OSDev.org

Posted: **Wed May 10, 2023 10:00 am**

I am *trying* to write an exokernel as a learning project. It has been great so far, I've been learning a lot (and restarting a lot, too, but I'm pretty sure it is part of the process). For now, I'm focusing on the x86_64 architecture only.

Being an exokernel, my OS (and by that, I mean "I") wants to let applications choose the mapping between physical memory and virtual memory.

Originally, I had two system calls:

Code: Select all

// Populates `dst` with at most `len` segments of free physical memory.
size_t get_memory(free_segment_t *dst, size_t len);

// Maps physical page at `phys` to virtual page at `virt`. Flags are not important for the point of this post.
size_t map_memory(uintptr_t phys, uintptr_t virt, int flags);

However, having to query all available physical memory seems expansive, and it gets even worst when considering the race between `get_memory` and `map_memory`. Indeed, if the memory we want to map has been acquired by another process between a call to `get_memory` and the call to `map_memory`, we'd have to query all available memory again to find another free segment.

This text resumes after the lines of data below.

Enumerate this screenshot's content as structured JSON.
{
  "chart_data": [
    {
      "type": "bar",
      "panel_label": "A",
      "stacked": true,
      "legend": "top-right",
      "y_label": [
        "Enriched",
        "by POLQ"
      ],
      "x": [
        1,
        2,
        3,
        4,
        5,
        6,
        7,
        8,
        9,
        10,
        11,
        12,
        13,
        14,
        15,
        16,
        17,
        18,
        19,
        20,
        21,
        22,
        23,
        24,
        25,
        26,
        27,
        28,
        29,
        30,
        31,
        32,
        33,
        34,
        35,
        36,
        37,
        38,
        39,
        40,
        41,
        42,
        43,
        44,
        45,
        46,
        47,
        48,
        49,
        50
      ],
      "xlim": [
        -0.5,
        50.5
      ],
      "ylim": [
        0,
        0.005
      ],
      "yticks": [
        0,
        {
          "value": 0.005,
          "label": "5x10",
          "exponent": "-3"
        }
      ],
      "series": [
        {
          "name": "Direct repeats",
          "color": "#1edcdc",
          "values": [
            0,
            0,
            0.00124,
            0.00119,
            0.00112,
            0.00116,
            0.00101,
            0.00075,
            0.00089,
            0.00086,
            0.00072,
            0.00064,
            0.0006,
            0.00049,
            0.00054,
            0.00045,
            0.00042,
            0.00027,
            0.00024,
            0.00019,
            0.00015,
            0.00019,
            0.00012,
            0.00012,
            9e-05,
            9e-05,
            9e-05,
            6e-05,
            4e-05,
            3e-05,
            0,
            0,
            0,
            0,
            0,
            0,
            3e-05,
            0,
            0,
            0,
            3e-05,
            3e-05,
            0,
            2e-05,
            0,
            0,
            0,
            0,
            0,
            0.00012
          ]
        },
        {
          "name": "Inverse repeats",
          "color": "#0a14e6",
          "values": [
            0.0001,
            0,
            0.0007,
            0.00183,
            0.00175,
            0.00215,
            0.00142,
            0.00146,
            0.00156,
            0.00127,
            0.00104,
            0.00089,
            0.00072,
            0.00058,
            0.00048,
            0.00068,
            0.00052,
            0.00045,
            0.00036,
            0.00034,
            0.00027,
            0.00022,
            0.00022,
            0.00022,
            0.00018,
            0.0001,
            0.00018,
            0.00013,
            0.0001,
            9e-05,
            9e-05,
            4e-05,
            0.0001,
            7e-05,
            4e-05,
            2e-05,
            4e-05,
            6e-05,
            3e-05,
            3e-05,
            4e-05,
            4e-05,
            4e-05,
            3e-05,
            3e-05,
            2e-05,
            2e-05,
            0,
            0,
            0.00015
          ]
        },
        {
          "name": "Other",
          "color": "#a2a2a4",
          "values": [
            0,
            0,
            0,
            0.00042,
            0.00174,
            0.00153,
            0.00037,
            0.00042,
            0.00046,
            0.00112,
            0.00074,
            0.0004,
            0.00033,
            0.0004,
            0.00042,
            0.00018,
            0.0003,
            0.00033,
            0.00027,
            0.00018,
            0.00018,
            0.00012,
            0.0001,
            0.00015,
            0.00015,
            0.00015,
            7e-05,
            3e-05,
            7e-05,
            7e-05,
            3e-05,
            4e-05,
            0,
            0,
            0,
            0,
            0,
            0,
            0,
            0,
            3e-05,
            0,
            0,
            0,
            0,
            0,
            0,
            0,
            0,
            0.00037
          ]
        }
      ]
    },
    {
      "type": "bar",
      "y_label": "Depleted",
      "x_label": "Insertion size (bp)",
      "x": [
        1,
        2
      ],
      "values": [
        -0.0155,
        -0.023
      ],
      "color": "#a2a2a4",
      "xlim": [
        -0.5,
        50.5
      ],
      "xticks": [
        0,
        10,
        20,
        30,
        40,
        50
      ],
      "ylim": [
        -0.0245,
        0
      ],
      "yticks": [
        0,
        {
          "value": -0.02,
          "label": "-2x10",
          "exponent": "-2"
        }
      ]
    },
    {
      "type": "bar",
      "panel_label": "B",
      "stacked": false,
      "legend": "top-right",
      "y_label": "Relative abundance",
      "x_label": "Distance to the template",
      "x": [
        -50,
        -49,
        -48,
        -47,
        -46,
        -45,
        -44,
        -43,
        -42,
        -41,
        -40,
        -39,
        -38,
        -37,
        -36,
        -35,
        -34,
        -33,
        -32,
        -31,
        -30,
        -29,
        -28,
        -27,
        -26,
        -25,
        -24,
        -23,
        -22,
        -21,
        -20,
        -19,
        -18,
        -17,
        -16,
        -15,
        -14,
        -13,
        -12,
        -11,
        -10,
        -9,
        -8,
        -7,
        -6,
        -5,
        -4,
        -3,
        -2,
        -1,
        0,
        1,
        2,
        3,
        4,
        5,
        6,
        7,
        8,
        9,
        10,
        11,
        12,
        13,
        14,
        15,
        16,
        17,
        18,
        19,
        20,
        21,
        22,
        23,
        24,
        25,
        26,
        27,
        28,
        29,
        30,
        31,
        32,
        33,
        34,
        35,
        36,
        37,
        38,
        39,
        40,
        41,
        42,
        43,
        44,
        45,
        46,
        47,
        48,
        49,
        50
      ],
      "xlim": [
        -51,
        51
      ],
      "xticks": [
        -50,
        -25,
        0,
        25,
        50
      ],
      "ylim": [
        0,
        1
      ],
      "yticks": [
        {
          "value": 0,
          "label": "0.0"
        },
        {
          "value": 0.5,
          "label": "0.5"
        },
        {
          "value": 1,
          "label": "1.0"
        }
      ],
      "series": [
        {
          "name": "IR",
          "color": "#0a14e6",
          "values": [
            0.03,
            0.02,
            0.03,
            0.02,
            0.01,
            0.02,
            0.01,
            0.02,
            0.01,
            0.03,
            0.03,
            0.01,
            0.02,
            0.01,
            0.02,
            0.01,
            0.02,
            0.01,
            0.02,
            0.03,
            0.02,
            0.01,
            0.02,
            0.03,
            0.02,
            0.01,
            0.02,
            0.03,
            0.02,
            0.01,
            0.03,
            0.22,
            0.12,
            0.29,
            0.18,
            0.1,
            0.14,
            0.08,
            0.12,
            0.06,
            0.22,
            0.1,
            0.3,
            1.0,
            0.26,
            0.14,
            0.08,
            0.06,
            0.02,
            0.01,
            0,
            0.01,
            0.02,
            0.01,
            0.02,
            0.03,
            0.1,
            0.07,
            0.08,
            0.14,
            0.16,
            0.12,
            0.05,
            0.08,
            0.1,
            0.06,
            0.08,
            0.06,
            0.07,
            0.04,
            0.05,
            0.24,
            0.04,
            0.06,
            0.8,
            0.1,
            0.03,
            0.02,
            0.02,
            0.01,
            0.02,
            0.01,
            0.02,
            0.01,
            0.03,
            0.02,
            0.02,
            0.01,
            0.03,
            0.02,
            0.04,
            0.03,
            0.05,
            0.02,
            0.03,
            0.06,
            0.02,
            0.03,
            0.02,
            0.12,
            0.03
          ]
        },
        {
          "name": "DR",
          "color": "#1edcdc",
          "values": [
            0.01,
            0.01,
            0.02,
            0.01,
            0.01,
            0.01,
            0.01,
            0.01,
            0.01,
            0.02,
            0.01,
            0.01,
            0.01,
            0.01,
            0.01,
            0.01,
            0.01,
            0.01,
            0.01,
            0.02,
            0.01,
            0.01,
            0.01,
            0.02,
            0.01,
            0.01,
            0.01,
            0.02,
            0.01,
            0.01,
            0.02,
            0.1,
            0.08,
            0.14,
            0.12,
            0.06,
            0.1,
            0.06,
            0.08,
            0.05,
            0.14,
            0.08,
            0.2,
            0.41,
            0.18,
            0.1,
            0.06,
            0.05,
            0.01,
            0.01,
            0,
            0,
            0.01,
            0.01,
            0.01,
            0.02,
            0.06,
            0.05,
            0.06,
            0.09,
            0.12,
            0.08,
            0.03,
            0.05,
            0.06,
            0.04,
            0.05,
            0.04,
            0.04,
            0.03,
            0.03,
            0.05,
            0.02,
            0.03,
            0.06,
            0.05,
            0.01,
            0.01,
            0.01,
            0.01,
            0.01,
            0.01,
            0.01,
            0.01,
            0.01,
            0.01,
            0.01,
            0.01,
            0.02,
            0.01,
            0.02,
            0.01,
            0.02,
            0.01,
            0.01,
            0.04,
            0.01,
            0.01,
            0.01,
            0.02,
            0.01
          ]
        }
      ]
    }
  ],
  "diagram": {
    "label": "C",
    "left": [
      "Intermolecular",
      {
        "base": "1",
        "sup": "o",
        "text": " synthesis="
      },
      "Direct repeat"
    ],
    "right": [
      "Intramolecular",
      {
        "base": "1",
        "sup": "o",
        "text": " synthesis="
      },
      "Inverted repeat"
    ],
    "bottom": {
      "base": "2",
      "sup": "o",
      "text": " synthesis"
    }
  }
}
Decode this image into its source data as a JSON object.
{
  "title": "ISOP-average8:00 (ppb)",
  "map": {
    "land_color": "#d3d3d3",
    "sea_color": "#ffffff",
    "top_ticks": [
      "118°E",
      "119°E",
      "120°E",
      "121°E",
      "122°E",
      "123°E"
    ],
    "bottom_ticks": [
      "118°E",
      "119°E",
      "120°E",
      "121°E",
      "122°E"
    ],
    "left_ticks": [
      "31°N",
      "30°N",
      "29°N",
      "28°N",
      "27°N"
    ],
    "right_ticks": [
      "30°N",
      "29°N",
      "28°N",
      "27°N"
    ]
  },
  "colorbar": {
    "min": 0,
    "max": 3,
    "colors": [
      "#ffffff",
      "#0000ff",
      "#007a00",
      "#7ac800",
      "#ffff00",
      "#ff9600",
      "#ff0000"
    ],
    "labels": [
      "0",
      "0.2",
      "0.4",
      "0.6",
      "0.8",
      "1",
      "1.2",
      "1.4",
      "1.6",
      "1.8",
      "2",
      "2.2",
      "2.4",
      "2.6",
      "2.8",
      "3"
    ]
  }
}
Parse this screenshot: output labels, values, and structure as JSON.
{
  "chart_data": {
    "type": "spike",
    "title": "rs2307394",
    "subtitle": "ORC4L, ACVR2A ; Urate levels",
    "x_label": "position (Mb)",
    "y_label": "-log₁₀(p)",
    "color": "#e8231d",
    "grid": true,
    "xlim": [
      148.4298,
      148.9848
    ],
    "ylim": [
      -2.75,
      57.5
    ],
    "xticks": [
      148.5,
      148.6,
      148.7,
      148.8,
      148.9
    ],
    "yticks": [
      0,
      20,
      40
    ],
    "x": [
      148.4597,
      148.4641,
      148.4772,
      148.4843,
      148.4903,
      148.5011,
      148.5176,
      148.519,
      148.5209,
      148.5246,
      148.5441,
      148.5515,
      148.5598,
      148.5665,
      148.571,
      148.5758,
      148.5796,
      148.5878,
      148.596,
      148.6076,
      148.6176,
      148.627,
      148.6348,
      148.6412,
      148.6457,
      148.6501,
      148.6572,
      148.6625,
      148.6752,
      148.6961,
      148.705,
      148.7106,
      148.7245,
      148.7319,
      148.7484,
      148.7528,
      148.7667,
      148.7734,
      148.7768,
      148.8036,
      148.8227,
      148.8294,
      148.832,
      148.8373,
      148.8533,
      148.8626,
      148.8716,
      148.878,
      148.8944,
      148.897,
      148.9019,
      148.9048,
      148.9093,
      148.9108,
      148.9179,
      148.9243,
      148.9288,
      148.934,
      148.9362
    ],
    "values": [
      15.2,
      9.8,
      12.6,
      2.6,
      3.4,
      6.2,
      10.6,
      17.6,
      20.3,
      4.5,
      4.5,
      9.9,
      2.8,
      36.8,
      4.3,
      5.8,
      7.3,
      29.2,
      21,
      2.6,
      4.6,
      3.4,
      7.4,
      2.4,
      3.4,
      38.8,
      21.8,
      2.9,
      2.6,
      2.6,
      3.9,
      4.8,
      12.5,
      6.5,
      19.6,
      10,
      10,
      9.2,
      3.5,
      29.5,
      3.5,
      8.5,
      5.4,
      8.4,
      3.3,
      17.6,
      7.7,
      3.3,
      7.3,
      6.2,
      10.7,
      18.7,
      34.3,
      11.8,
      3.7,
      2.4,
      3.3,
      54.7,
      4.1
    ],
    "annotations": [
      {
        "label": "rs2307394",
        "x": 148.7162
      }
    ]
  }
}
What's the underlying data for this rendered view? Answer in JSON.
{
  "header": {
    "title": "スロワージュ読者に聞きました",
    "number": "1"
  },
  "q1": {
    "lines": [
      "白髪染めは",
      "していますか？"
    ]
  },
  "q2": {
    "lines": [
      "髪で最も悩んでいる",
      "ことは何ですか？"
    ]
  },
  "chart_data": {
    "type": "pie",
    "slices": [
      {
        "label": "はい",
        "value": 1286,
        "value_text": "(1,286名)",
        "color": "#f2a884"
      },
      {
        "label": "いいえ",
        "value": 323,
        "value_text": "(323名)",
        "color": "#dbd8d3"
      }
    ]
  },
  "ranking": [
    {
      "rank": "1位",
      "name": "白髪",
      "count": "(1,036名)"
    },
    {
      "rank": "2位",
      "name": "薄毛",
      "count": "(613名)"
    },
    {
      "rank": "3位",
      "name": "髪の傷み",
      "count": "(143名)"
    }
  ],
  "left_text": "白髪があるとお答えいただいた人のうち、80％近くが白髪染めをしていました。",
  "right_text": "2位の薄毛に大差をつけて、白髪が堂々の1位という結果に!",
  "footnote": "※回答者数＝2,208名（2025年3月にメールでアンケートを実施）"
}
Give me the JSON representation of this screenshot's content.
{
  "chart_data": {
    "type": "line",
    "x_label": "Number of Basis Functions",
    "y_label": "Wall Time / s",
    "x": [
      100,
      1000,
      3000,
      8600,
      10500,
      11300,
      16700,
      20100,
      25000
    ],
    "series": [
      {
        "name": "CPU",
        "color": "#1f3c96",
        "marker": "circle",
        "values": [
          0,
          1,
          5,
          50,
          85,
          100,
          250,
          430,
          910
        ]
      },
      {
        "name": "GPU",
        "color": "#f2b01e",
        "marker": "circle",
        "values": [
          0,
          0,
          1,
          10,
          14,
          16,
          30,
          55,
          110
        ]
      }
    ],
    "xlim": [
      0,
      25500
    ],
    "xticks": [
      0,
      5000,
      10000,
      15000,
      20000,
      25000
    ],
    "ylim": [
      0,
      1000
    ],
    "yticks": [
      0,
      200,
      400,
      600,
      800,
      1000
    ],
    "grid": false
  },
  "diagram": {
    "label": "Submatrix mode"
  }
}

That's pretty bad.

So, I thought, maybe it would be better if the kernel just shared the whole list of free segment to all userspace process (by mapping it in their address space at a well known address in the higher half, along with the rest of the kernel) with read-only permissions. This way, they wouldn't have to pay the cost of an extra system call when acquiring memory. They'd just have to read the list directly, and then perform the `map_memory` system call. Note that there's still a race, but it's less of a problem.

Unless...

Unless the kernel starts writing to the list. The list is mapped with read-only permissions, so processes can't really take a lock to look at the list. And even if they could, it seems like a pretty bad idea to allow untrusted processes to acquire global locks such as this one.

So here comes my question:

Is there a way to syncronize kernel writes with userspace processes without the kernel needing to wait for them to finish a read?

If there is an obvious answer, I'd be glad to learn about it. Otherwise, I've thought about it for a bit, and came up with something, which I'm not sure is really sound.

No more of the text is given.